Bill Kraus is a Republican, the kind who used to run the GOP. He's also the kind who's been figuratively if not literally excommunicated from the party. Part of his problem is that he believes politics should be about more than bumper sticker slogans. An even bigger part of Bill's problem is that he actually believes government should work. There was a time – pre-Iraq and pre-Hurricane Katrina, mind you – when Republicans were known for being able to run things.
Some of the insurrectionists – I call 'em rewinders (and explain why here) – who overthrew the likes of Bill Kraus and took over the Republican Party want gays to stay in the closet. Some want women barefoot and pregnant in the kitchen. Others want blacks at the back of the bus. Still others are, in Michael Kinsley's words, "loners . . . convinced that they don't need society." Quite a few are probably all of the above.
Even the health care issue has fallen victim to backlash politics and the money that fuels it. The health insurance crisis is undeniably a top concern of working stiffs. The cry for reform is coming increasingly from corporate boardrooms. Yet any movement on the issue is being stymied. Wonder why? Follow the money. And then follow it some more.
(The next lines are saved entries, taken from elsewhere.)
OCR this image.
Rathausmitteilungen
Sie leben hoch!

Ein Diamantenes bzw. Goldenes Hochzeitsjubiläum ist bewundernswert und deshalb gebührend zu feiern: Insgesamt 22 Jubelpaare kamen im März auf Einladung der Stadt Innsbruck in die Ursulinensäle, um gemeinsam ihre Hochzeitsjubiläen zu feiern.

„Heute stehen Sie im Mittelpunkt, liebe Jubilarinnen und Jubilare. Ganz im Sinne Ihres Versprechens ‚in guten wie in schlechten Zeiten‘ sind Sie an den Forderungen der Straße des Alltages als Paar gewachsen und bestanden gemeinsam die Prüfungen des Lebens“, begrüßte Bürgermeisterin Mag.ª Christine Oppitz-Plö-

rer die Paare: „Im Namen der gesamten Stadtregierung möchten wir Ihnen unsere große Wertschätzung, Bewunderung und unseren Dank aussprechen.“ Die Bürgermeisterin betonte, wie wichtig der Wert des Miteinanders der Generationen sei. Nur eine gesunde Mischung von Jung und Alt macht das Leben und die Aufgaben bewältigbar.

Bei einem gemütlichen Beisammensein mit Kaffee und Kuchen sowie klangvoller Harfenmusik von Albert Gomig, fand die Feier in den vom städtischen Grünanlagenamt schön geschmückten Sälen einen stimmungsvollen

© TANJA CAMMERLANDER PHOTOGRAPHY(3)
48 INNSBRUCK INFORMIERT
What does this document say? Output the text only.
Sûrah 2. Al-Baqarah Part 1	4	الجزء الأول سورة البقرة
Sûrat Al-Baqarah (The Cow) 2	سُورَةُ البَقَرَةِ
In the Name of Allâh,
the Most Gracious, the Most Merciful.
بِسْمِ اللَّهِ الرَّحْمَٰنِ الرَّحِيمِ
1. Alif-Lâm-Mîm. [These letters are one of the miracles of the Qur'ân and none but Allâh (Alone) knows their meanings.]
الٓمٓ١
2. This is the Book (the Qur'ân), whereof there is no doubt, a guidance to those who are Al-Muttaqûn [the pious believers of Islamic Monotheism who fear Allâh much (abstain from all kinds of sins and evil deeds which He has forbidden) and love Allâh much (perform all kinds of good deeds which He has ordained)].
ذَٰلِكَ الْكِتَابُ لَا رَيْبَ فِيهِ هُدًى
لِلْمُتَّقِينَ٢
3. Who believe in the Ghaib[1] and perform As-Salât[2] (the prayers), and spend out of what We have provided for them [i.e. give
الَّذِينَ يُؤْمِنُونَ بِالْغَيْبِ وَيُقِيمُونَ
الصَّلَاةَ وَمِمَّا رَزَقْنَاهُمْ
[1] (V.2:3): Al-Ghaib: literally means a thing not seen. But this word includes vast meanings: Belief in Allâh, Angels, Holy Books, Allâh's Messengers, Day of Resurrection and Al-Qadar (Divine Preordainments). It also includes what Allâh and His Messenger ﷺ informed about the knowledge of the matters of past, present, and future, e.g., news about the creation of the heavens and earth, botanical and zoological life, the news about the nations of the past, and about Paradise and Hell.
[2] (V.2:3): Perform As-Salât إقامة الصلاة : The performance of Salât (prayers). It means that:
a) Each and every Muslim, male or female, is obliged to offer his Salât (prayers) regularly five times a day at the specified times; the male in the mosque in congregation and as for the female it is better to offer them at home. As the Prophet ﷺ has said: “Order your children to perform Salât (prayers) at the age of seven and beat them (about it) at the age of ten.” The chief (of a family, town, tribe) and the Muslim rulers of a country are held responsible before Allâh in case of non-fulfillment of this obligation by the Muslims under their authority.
The Healthy Wisconsin reform plan costs about $15 billion. But it would replace a patchwork quilt of a system with a thousand middle men that is costing us more than $17 billion. So let's get this straight . . . we could spend $15 billion and cover everyone instead of paying $17 billion for a system that leaves a half-million people uninsured? And this is a bad idea? No, it's an idea that is being sloganed to death.
Often by the same people responsible for throwing Bill Kraus out of the club.